Mr. Sampath serves as a good show case for Padmini’s talent. She has lots of dances, from folk-lore to ‘semi-classical’ (whatever that means). Padmini, born on 12. June, had a long career of nearly 30 years as a leading lady, a record of sorts. I don’t know of any Indian actress, having such a long reign as a leading actress.
But all said and done the film belongs to the lead actor, Motilal. He IS Mr. Sampath.
The film begins with a scene in a IIIrd class railway compartment, where Mr. Sampath (Motilal) revels his listeners with his adventures and stories and boasts and thus manages to get something to eat and also evade the ticket collector.
Miss Malini (Padmini) is a stage actress and dancer in Kala Mandir (Art Temple), which is lead by the Director (Swaraj). In this Art temple, we come to know, only social relevant themes are dramatised. In the course of the film we will bombarded by lots of criticism of the society and the political system. Malini is in love with the director, but unable to put it in words
Mr. Sampath meanwhile talks his way through not only his troubles but also manages to profit by promising a restaurant manager (Agha) a meeting with Miss Malini.
He also promises Seth Makhanlal (Kanhaialal), who would like to stand for the elections, that Malini will campaign for him. He does all this even though he hasn’t even seen Malini. His first attempt at meeting Malini though thwarted by the director, he manages to get entry into her house as a press reporter. He persuades her to campaign for Seth Makhanlal. The irony of this fact is that in the evening she campaigns against people like Seth Makhanlal, who adulterate the food and are corrupt and the next day asks people to vote for him.
Mr. Sampath meanwhile opens a bank called Friends Bank, which gives 20% interest every month, reminding us of the present financial crisis.
He also makes Miss Malini its director and at the same time weans her away from Kala Mandir and starts a new Theatre Company.
To get more money for the bank, he tries to bring her together with Raj Mohan (Kailasnath), a local prince.
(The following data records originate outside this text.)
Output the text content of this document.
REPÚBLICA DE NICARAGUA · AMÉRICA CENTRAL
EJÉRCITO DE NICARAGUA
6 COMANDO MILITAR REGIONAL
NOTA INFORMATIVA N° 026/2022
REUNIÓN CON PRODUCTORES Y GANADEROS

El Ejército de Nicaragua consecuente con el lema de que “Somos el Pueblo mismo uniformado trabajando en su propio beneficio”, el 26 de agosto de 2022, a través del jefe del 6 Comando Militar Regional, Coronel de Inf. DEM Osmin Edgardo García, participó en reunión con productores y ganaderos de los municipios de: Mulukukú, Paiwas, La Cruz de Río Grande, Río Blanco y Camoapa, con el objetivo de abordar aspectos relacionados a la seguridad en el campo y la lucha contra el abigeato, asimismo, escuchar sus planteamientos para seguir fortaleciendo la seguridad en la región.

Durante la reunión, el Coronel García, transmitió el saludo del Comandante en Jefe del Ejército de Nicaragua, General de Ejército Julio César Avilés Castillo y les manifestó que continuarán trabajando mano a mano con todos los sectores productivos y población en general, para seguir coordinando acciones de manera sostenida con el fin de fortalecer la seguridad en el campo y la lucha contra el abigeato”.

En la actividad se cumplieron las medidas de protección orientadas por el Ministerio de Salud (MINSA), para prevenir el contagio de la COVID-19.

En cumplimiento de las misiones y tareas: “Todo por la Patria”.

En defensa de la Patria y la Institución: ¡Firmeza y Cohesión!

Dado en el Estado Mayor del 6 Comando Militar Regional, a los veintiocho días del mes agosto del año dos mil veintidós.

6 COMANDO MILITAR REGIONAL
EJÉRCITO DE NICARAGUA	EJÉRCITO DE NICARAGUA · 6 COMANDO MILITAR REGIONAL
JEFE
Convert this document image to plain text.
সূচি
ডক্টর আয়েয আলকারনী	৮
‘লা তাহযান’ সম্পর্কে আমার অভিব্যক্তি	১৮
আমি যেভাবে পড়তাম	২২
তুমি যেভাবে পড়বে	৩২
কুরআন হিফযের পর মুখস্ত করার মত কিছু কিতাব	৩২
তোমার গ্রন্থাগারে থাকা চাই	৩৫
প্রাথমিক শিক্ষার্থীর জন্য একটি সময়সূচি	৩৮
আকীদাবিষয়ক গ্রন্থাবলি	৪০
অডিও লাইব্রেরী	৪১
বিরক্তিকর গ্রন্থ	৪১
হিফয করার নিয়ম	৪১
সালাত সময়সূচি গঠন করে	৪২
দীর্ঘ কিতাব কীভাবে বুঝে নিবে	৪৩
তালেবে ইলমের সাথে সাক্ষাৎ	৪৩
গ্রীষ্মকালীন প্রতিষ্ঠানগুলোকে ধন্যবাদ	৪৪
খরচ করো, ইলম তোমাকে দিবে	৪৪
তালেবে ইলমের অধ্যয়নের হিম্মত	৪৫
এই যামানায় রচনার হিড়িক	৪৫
Will Malini agree to become the Raja’s mistress? What will happen to the Kala Mandir? What is to become of the new Malini Devi Theatre Company? Will Friends Bank bubble burst?
R. K. Narayan is credited for the story, but has hardly any resemblance to his famous novel Mr. Sampath. The only thing common to both is the main character Mr. Sampath. It I most probably a remake of the Tamil film Miss Malini (1949), in which Mr.Sampath makes an appearance as well. In the novel as well as in the film he is a dazzler. The culprit for these changes is most probably:
What I didn’t like about the film:
The too many songs, but I loved their cyncism and satire. The film gives one a feeling of watching a play. The Hindi at times sounds artificial.
What I liked about the film:
Motilal! Motilal is the life and soul of this film. What an actor! Kya ishtyle hai! Arre wah! He carries the film on his shoulders. If the film was a hit, he is at least entitled to 25% profit. The small satirical skits, though they do hog the show are quite lovely and have a character of street theatre (not inthe sense of Augusto Boal). One more plus point of the film is the complete lack of Sitagiri and it not only gives voice to problems of household problems of women but also of education and never being able to do the right thing by anybody.